A non-spoiler coaching overlay for OWASP Juice Shop
OWASP Juice Shop is an amazing intentionally vulnerable web app, but for many beginners it’s overwhelming:
- The app exposes dozens of challenges without clear sequencing.
- Built-in hints and online writeups often become full spoilers, turning learning into copy-paste.
- Instructors and CTF organisers have no visibility into where learners struggled (how many hints, which vuln types, etc.).
There is a gap between “here’s a vulnerable app” and “here’s how to think like a web attacker in a structured way”.
Juice Shop Coach is a Chrome extension that overlays a small “coach panel” on top of OWASP Juice Shop (running locally on localhost:3000).
It turns Juice Shop from a free-form playground into a guided learning experience:
- Non-spoiler hint ladders per challenge
- Beginner / Explorer / Trainer competency modes that control how many hints you’re allowed to see
- Per-challenge notes and hint usage tracking
- A “Recommended next challenge” based on categories where you’re weaker
- A Trainer view with history and JSON export for analysis
Rather than just giving answers, the coach focuses on how to think: where to look in the UI, what to inspect, which tools to use (DevTools, Burp, etc.), and how to reason about common web vulnerabilities.
Planned extensions beyond this hackathon:
- Backend sync & dashboards
- Store coach data server-side by an anonymous “coach ID”
- Multi-device continuity and instructor dashboards for cohorts
- Security skills reporting
- Aggregate stats like “XSS: 3 solved, avg 2 hints; Access Control: 1 solved, avg 4 hints”
- Richer export / reports
- Human-readable learning reports (PDF/HTML) summarising progress and weak areas
- Deeper tool usage prompts
- More hints that explicitly guide learners to use DevTools, Burp Suite, etc., mirroring real-world workflows
- More interactive experience
- Our extension will be able to track user's real-time progress & provide more helpful hints (now that users already know which part of the page they are at)
- OWASP Juice Shop running locally (via Docker or any other method)
- Must be accessible at
http://localhost:3000
- Must be accessible at
- Google Chrome (or Chromium-based browser with extension Dev Mode)
- No additional runtimes or package managers are required for the extension itself.
💡 This project does not currently depend on Python libraries or a virtual environment.
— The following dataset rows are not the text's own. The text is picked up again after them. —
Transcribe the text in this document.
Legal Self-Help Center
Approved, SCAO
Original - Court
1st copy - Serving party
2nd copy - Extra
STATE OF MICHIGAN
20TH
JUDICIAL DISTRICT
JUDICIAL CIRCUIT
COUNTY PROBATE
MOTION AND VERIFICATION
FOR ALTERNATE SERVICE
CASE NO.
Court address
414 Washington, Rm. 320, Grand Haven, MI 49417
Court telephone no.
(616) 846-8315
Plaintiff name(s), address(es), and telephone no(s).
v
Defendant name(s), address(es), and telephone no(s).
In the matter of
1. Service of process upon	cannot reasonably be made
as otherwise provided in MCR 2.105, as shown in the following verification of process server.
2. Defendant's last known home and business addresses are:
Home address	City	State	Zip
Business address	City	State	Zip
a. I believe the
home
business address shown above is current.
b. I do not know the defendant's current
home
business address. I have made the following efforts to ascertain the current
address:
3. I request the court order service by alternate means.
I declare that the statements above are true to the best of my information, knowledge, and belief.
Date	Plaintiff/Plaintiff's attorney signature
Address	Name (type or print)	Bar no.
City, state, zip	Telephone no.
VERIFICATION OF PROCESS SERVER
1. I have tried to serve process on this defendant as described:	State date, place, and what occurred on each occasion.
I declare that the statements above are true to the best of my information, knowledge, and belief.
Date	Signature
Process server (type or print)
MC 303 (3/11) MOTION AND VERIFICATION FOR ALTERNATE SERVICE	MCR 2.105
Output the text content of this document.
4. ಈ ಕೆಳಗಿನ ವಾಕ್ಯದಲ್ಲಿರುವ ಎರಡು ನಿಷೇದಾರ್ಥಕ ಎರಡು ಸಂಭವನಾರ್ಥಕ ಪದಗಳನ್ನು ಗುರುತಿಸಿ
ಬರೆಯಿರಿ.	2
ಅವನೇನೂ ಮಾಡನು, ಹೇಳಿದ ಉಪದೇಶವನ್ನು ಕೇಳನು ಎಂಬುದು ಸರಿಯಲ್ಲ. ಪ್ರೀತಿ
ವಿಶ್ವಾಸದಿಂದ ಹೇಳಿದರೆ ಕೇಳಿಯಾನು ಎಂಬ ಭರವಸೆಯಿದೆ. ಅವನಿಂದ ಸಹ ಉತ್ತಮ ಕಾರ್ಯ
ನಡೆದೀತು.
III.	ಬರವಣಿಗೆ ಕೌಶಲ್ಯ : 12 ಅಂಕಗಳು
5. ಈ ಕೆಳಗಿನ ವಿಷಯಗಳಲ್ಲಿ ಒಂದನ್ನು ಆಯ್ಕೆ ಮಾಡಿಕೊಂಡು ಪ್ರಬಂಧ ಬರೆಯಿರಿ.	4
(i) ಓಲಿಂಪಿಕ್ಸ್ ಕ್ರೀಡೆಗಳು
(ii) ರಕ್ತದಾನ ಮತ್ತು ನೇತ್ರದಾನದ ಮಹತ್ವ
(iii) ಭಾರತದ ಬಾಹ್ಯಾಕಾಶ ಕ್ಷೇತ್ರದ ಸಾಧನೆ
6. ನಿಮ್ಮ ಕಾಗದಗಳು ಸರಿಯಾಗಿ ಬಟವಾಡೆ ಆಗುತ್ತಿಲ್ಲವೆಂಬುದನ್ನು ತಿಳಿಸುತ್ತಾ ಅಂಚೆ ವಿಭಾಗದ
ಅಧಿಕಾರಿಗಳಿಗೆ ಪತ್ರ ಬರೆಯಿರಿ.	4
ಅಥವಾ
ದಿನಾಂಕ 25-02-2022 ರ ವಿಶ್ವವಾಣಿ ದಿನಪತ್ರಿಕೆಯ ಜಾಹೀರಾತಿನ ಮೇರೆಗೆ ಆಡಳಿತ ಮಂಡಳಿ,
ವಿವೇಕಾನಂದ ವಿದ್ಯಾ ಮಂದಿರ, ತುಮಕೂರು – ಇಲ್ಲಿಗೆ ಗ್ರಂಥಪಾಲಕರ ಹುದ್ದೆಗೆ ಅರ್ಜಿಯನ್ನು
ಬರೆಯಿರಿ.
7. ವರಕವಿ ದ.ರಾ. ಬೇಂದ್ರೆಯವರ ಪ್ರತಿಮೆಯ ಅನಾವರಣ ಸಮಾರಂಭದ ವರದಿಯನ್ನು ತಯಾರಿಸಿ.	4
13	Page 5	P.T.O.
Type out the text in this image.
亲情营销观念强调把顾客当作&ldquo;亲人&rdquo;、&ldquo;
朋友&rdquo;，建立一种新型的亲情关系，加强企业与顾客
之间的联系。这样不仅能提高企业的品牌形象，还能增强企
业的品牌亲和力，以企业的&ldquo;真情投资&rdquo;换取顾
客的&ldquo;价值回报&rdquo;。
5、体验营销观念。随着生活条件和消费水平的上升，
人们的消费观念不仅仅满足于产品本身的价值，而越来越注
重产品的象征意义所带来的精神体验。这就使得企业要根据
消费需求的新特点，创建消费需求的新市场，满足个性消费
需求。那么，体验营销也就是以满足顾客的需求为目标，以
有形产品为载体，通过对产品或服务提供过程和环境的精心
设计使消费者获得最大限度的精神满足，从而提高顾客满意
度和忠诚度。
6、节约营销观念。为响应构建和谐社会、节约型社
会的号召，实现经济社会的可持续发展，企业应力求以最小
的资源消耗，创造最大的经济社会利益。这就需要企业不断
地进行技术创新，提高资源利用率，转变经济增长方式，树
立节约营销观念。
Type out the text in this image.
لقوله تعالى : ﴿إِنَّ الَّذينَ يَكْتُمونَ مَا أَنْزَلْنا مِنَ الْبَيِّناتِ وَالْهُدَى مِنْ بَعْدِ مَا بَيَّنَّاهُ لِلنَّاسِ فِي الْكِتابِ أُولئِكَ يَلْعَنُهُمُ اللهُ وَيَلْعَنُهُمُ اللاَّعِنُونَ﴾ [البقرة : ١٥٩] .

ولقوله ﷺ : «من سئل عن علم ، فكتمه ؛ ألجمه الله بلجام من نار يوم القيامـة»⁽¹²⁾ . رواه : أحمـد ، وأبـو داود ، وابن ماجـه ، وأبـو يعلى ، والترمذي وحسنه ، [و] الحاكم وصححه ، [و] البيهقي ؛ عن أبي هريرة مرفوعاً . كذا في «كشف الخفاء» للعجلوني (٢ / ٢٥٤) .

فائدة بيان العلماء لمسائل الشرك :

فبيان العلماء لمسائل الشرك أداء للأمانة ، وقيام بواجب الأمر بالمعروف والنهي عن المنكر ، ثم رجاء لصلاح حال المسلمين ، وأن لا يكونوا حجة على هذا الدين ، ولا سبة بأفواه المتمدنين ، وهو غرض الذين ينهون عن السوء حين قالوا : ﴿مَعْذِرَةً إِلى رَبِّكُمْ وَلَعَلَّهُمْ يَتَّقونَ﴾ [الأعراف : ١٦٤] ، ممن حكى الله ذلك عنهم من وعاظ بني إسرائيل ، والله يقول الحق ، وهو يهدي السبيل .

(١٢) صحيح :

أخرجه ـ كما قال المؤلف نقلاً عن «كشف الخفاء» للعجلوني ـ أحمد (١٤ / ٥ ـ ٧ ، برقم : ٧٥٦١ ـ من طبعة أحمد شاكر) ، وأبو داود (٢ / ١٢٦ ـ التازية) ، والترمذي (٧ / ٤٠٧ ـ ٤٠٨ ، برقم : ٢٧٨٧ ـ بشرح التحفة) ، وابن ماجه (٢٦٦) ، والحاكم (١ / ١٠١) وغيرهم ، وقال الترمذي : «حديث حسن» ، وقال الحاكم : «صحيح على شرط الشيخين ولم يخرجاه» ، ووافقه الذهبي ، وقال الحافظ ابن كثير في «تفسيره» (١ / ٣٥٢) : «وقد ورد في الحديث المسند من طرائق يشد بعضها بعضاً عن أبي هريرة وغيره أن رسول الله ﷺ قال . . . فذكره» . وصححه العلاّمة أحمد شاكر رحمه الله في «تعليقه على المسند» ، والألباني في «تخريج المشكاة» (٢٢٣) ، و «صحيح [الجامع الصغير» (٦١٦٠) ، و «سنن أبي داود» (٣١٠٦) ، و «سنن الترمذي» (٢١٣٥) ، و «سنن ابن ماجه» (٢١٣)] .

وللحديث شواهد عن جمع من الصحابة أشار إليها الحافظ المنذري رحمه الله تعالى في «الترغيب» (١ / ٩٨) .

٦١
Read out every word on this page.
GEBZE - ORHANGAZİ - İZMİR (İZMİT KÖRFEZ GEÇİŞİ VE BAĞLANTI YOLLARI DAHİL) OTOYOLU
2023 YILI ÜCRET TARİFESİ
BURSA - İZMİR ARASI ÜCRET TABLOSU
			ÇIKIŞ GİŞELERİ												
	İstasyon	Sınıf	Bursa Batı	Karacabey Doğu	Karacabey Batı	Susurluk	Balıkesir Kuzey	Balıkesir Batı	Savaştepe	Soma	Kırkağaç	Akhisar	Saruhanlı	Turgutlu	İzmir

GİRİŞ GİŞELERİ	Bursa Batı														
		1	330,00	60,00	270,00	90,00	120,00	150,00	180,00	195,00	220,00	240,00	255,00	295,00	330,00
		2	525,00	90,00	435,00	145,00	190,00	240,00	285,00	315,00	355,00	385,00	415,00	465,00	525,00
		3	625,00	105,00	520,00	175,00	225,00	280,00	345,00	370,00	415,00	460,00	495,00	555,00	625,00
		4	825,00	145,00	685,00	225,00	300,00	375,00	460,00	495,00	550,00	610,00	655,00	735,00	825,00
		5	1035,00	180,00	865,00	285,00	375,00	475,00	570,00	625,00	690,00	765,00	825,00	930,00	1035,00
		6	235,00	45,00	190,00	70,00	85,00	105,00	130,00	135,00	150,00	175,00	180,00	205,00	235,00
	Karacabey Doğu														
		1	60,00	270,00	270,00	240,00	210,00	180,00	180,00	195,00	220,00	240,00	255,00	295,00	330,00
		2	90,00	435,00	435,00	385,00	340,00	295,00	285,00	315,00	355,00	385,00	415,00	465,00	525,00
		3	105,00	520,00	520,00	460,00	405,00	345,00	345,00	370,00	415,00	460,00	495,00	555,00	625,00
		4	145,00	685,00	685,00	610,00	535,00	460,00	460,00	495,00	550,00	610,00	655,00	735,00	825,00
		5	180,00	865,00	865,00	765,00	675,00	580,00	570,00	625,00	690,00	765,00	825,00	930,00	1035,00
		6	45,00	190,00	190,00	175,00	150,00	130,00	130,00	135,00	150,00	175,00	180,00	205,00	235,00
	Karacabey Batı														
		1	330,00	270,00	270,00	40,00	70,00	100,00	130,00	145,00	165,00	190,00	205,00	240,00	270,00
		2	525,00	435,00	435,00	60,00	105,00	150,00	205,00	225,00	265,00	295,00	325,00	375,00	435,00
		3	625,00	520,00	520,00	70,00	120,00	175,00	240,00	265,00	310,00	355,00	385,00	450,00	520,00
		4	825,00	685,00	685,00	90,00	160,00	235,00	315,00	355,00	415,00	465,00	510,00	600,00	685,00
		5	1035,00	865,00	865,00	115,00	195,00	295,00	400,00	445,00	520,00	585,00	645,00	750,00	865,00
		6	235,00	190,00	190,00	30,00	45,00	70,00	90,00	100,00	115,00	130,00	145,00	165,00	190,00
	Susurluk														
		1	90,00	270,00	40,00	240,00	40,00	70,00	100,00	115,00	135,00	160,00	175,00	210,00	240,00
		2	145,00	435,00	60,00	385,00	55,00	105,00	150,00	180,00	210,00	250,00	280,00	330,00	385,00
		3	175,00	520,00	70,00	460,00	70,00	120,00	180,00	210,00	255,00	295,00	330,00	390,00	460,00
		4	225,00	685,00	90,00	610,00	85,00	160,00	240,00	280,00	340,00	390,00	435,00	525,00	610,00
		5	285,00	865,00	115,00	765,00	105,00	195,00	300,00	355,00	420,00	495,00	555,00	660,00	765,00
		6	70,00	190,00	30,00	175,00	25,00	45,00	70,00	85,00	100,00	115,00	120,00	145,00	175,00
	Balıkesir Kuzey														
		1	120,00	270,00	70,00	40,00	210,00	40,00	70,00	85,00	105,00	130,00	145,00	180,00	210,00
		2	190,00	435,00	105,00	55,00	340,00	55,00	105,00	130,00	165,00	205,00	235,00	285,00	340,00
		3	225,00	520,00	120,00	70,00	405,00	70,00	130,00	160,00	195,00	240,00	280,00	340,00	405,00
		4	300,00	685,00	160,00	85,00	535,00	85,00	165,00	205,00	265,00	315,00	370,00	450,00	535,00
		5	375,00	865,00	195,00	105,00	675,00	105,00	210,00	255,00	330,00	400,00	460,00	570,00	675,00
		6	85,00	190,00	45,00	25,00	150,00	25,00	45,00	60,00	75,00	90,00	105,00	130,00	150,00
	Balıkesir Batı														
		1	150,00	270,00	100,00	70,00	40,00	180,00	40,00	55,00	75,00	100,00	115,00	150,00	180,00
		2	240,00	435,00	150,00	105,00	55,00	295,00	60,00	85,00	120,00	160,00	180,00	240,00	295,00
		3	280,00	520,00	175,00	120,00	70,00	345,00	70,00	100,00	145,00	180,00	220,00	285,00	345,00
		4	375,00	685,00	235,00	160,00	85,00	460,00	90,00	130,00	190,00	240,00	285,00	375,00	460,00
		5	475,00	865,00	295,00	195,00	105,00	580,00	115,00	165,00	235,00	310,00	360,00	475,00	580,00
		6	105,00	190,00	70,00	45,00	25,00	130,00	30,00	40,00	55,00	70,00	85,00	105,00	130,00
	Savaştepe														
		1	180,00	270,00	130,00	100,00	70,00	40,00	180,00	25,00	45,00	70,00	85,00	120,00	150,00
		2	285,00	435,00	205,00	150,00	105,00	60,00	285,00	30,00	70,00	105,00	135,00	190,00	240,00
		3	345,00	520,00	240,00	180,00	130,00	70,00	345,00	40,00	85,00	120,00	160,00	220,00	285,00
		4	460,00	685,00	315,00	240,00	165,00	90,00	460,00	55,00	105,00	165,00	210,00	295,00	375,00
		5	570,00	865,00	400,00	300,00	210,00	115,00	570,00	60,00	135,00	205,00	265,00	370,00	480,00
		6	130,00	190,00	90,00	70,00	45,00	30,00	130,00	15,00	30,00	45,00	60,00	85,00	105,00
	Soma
A backend is optional future work, not required to use the extension.
If you have Docker installed, you can start Juice Shop with:
docker pull bkimminich/juice-shop
docker run --rm -p 3000:3000 bkimminich/juice-shopWait until the container logs show that the app is listening on port 3000, then open: http://localhost:3000 in Chrome.
- Open chrome://extensions in Chrome.
- Turn on Developer mode (toggle in the top-right).
- Click “Load unpacked”.
- Select the extension/ folder from this repository (the one containing manifest.json, content.js, style.css).
- Ensure the extension is enabled.
- Refresh http://localhost:3000.
- You should see the Juice Shop Coach panel appear as a floating overlay on the right.
- Draggable: Click and drag on the panel to move it.
- Resizable: Drag from the bottom-right corner.
- Minimisable: Use the _ button to collapse into an orange circular “juice cup” icon.
- Beginner: Max hints, step-by-step conceptual guidance.
- Explorer: Fewer hints (about half); encourages more self-exploration.
- Trainer: Minimal / no hints, aimed at experienced users or instructors. You can switch competency later with the “Change” button (this refreshes how many hints are available per challenge).
- Hints focus on where to look and how to think, not the final payload.
- The number of hints you can reveal is capped by your mode.
For every challenge, the coach stores:
- maxHintSeen: Number of hints the user has revealed
- notes: User's own free-text reflections (“what worked / what didn’t”) This is stored in the browser (localStorage) so that: Closing and reopening the app keeps your coach state. You can see how heavily you relied on hints, per challenge
- Analyses your history across categories (e.g. XSS, directory listing, etc.).
- For each category it considers:
- How many hints you used there.
- How many challenges you’ve solved there.
- It computes a simple “weakness score” and picks:
- The weakest category that still has unsolved challenges.
- Within that category, the easiest unsolved challenge (by difficulty). This gently nudges you toward areas where you need more practice, instead of just letting you pick randomly
When you’re in Trainer mode, the panel shows a Trainer History section:
- A list of challenges where you used hints or wrote notes.
For each challenge:
- Name
- Number of hints used
- A short snippet of your notes
- There are also:
- A Coach ID (an anonymous ID like user-abc123) to identify this learner.
- A Reset coach history button that clears all hints used and notes for the current browser.